In het Nederlandse civiele recht kan de rechter beslissen dat de verliezende partij de proceskosten van de tegenpartij (winnende partij) moet betalen, de zogeheten proceskostenveroordeling. In het algemeen wordt een forfaitaire proceskostenveroordeling toegepast, welke veroordeling is gebaseerd op vaste (gemaximeerde) tarieven. Deze tarieven komen veelal niet overeen met de daadwerkelijk gemaakte kosten van de partij en staat in veel gevallen ook niet in verhouding tot deze werkelijke proceskosten. 

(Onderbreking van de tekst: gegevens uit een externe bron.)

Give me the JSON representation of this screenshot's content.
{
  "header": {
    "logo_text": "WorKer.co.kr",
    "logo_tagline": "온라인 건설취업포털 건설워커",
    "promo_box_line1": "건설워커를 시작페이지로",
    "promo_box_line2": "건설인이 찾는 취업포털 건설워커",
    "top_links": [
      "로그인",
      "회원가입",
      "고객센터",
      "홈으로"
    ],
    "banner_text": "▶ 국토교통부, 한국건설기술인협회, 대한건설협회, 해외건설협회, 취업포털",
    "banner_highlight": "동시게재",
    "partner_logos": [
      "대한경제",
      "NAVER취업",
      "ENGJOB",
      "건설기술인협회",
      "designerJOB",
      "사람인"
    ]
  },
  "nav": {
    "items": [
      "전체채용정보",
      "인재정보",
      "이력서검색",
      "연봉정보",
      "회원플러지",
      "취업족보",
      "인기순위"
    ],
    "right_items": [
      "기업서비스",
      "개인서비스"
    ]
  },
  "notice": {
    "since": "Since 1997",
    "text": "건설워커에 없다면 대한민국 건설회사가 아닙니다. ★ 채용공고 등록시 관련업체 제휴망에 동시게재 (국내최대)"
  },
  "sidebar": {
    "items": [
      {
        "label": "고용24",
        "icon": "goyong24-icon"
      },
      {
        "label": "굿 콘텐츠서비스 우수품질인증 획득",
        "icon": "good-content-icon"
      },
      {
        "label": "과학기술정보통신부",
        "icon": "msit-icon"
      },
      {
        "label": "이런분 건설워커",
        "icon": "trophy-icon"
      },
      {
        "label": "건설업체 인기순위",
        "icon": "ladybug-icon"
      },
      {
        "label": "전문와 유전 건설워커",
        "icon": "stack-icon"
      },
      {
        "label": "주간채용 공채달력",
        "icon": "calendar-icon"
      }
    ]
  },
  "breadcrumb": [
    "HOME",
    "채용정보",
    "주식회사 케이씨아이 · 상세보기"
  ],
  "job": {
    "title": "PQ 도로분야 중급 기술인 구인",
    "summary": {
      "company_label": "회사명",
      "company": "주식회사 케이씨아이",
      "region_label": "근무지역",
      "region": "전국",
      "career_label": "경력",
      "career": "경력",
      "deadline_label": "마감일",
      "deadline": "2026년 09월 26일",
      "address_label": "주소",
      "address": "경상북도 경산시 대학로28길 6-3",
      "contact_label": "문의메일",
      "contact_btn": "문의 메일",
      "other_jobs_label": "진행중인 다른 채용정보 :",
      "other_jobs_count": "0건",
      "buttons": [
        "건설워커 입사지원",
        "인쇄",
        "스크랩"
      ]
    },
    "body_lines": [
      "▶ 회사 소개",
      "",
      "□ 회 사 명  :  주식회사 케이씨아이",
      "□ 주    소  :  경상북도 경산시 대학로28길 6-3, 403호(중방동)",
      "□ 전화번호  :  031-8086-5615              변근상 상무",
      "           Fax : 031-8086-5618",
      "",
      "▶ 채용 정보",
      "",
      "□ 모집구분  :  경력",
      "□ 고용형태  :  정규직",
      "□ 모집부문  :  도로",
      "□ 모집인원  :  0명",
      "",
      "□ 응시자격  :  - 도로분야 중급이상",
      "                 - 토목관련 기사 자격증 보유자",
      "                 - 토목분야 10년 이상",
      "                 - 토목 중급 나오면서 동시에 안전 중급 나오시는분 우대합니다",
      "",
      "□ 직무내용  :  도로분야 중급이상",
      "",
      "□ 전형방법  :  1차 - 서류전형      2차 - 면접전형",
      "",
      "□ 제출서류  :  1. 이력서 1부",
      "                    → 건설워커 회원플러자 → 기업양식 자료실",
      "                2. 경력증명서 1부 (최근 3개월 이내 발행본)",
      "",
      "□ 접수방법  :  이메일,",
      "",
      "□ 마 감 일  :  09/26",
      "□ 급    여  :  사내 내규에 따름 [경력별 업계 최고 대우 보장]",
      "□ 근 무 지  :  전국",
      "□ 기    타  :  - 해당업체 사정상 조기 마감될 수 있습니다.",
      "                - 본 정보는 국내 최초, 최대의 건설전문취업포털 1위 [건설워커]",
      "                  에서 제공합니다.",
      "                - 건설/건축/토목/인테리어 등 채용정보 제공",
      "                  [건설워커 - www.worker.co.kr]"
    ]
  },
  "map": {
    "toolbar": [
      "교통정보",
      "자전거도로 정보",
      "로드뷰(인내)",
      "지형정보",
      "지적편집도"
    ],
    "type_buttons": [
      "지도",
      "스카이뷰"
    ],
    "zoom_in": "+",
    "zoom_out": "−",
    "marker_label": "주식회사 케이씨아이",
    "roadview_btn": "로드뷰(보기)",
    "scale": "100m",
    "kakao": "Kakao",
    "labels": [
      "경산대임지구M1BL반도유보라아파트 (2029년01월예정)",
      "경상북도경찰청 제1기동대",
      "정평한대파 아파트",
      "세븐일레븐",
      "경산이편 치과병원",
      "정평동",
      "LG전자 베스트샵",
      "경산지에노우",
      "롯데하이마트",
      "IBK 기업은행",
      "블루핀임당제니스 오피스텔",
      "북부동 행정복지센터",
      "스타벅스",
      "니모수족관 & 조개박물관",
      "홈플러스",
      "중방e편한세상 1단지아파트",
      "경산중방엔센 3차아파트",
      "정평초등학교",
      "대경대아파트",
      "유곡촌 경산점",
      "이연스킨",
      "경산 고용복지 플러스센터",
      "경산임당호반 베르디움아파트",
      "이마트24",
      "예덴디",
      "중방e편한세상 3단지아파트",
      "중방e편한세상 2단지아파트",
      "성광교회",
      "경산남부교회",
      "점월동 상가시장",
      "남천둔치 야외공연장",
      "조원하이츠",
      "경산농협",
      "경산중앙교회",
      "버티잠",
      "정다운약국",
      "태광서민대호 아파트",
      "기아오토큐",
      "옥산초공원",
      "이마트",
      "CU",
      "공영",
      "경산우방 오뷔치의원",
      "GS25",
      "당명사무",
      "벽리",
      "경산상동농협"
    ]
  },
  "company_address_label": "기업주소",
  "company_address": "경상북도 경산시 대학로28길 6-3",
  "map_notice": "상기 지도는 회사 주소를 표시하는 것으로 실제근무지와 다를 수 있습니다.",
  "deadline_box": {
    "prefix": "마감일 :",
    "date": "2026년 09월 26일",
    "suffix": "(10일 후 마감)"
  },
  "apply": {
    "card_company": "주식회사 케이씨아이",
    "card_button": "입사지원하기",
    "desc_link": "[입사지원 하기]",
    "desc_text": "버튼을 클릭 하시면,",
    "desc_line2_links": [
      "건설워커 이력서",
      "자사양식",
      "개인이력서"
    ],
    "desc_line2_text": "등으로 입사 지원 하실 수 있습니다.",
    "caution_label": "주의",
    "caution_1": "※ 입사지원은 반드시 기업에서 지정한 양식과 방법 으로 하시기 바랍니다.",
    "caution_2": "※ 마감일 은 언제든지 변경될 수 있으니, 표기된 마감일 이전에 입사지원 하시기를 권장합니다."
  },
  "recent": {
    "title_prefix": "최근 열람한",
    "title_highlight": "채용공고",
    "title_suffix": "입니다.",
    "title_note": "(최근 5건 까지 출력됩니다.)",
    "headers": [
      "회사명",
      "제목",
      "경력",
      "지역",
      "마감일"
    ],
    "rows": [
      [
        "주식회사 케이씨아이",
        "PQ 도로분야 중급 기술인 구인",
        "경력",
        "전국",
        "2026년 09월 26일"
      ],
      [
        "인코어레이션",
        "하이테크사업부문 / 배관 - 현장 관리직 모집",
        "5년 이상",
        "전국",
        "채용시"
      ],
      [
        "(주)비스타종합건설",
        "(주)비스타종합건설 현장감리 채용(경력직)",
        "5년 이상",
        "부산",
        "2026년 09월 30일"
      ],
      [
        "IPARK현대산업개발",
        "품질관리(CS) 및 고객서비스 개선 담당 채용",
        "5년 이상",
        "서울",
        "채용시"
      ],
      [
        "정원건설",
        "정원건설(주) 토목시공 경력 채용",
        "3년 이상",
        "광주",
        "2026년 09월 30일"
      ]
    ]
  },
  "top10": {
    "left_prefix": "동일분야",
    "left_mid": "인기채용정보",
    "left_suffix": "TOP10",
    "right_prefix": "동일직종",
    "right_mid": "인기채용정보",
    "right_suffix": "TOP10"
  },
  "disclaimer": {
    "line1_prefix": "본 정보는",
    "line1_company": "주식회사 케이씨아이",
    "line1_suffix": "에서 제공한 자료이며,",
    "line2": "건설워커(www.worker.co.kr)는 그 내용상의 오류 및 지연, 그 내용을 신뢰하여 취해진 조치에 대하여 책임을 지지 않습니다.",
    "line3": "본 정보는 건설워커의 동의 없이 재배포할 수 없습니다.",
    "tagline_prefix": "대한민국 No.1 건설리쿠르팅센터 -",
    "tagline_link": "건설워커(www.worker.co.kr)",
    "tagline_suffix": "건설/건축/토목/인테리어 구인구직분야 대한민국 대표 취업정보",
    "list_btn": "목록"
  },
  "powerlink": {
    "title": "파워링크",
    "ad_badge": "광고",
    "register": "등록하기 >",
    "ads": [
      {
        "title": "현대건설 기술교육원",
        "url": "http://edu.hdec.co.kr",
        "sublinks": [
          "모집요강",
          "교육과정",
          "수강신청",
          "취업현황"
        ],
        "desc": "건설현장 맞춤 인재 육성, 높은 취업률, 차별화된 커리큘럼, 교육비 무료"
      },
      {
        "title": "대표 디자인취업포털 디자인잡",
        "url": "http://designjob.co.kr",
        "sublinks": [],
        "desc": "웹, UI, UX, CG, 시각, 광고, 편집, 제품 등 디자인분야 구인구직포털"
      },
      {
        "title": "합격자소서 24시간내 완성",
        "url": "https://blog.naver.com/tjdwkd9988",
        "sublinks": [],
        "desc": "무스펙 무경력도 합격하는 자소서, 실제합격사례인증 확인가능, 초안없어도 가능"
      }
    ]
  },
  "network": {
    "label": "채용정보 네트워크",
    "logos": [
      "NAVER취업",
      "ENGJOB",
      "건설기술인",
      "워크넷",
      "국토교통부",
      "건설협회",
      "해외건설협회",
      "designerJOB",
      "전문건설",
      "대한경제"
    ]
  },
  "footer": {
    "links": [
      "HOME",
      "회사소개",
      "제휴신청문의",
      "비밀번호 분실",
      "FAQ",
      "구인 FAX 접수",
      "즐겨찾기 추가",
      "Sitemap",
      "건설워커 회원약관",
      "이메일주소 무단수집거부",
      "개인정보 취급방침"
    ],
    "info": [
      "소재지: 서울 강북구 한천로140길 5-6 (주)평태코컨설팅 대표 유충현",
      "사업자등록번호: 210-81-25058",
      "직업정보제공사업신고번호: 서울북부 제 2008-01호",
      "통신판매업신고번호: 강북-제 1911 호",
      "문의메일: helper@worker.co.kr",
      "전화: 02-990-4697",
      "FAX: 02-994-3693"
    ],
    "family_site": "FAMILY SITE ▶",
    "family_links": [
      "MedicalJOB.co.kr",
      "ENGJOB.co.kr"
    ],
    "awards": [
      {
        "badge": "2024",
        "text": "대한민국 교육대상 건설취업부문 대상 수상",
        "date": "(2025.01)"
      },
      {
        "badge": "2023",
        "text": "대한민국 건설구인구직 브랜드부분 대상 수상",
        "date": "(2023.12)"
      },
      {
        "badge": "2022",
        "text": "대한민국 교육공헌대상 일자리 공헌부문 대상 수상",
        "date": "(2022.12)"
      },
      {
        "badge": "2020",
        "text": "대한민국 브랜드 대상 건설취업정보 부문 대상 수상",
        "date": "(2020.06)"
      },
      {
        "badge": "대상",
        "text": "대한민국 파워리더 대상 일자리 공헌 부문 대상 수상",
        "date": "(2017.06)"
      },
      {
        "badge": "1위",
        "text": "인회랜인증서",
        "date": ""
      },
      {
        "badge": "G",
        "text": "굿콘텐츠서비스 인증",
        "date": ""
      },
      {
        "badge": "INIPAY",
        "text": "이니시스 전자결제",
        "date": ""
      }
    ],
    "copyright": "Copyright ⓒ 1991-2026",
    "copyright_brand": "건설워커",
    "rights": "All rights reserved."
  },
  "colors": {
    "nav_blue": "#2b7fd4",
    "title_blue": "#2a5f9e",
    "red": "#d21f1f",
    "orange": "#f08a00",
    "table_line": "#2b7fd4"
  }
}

Bij procedures over intellectuele eigendomsrechten is dit anders. In deze procedures kan de verliezende partij, in afwijking van het gebruikelijk gehanteerde liquidatietarief, worden veroordeeld in (een deel van) de werkelijke proceskosten van de winnende partij. Onder deze werkelijke kosten worden ook de volledige advocaatkosten en/of andere kosten van juridische bijstand geschaard.

Indicatietarieven in procedures omtrent intellectuele eigendomsrechten

De uitzondering dat in procedures over intellectuele eigendomsrechten de werkelijke proceskosten kunnen worden gevorderd, leidde in de praktijk ertoe dat zowel de eisende als de gedaagde partij in de procedures enorme kosten opvoerden en vorderden. Deze gevorderde kosten overstegen in sommige gevallen zelfs het belang c.q. de vordering van de eisende partij. Bedacht moet ook worden dat niet alleen (vermeende) inbreukmakers kunnen worden veroordeeld in de volledige proceskosten, maar dat de uitzondering ook geldt voor houders van de intellectuele eigendomsrechten indien hun vorderingen worden afgewezen.

In de praktijk bleek dat behoefte was aan aanknopingspunten om de redelijkheid van de gemaakte proceskosten te kunnen beoordelen en om het mogelijke kostenrisico beter te kunnen inschatten. Om deze reden heeft de Rechtspraak samen met de Nederlandse Orde van Advocaten indicatietarieven opgesteld:

Geldt werkelijke proceskostenveroordeling eveneens bij ingetrokken kort geding?

In een kwestie die onlangs speelde had eiser in kort geding vorderingen ingesteld op grond van een (gestelde) merkinbreuk door gedaagde. Na intrekking van het kort geding door eiser, stelde eiser een bodemprocedure met nagenoeg dezelfde vorderingen in. Vervolgens verzocht de gedaagde om een werkelijke proceskostenveroordeling. De vraag die rees was of een grondslag bestaat voor een veroordeling van eiser in de kosten die gedaagde heeft gemaakt in verband met (de voorbereiding van) het kort geding. Hoewel partijen een minnelijke regeling van hun geschil hadden getroffen, besloot de voorzieningenrechter hierover prejudiciële vragen te stellen aan de Hoge Raad.

De Hoge Raad oordeelt (https://uitspraken.rechtspraak.nl/inziendocument?id=ECLI:NL:HR:2016:1087) dat de aanhangigheid van het kort geding in beginsel komt te vervallen door een mededeling van de eiser aan de gedaagde, strekkende tot intrekking van het kort geding, tenzij gedaagde tijdig aan de eiser en de voorzieningenrechter mededeelt dat het geding desondanks doorgang dient te vinden omdat hij een beslissing omtrent de proceskosten verlangt. Vervolgens oordeelt de Hoge Raad dat ook in (ingetrokken) kort gedingen over intellectuele eigendomsrechten de regeling omtrent vergoeding van de werkelijke proceskosten van toepassing is. De kosten die gemaakt worden ter vaststelling van de proceskosten van het ingetrokken geding vallen echter niet onder het bereik van deze regeling en dienen dus te worden begroot met toepassing van het liquidatietarief.